知財関連コラム

特許実務雑感58

 特許権侵害の成立が確認できた場合、いきなり侵害訴訟を起こすことは稀であり、多くの場合は先ず侵害警告書が届きます。警告書と言う文面でなく、単に事実を通知する通知書と言う文面で受ける場合もあります。通常は第三者の受け取り確認が可能な内容証明郵便により通知される場合が多いです。なぜかと言うと、それ以降の実施は、第三者が侵害の事実を知りながら実施するいわば故意又は過失が成立するからです。弁護士さんに言わせると、内容証明郵便で書類を送る場合は、100%訴訟を意識した法律行為であると伺った記憶があります。警告書は、侵害訴訟(民事訴訟)の前提となりますので、弁理士のみならず、弁護士さんと連名で送られることが多いです。

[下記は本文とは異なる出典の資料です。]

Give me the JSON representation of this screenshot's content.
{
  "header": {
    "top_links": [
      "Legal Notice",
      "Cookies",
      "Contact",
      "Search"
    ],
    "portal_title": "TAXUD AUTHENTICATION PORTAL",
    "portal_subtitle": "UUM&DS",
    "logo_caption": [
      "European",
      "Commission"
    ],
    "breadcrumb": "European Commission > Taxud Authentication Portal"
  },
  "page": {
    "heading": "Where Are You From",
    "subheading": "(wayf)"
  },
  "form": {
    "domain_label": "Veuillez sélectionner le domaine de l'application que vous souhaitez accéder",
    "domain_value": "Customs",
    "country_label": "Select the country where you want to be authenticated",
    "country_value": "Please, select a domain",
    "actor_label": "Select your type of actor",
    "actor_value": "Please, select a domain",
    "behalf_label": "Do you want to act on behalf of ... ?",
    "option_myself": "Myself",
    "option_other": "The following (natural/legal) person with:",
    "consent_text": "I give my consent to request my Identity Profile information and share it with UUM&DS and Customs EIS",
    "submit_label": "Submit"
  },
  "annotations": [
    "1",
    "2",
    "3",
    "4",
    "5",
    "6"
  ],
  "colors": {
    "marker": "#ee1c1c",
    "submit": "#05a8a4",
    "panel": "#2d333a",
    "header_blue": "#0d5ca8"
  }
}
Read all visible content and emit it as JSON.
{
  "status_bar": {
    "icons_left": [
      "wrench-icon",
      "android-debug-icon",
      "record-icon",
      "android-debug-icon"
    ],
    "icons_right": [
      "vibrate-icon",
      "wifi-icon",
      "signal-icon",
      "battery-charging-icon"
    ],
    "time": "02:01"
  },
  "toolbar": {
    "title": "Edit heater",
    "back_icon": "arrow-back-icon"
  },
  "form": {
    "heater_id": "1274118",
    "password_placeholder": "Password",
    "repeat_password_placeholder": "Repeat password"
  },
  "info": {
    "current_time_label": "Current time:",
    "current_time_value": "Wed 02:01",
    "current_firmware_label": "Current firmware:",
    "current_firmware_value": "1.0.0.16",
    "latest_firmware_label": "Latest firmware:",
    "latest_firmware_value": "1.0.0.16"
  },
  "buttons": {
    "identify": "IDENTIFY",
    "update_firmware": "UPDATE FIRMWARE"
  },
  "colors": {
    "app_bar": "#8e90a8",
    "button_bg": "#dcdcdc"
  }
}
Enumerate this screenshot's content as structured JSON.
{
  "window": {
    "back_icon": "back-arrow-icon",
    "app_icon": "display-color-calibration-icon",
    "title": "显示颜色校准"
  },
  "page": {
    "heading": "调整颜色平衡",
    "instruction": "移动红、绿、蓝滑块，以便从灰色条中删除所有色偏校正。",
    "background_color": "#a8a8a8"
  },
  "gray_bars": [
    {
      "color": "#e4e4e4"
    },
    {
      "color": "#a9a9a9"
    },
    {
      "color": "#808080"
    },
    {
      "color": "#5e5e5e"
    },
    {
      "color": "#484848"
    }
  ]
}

警告書の送り先は、実施品を製造販売等に関わる者(製造・販売メーカー等)全てとなります。理由は、侵害品を扱って利益を上げる行為(使用・製造・販売・貸渡す行為等)は個々に侵害行為に該当するからです(実施行為独立の原則)。ここで、警告書を送付したからと言って、需要者等に実施品は侵害品であると告知するような行動は控えたほうが無難です。理由は、侵害の事実が覆されると、不正競争防止法の営業妨害として逆に訴えられるおそれがあるからです。警告書に記載する文面には、権利者名と権利内容(特許番号及び特許請求の範囲)、対象製品となる被疑者実施品を特定するための製品名、型番等を記載します。対象製品が特定されていない場合、警告書を受け取った側も対象製品が何か不明であるため、場合によっては無視されることもあります。訴訟に先立って警告することで、話し合いにより解決(和解等)する場合も多く、権利者も時間と費用の節約になるため有効と考えられます。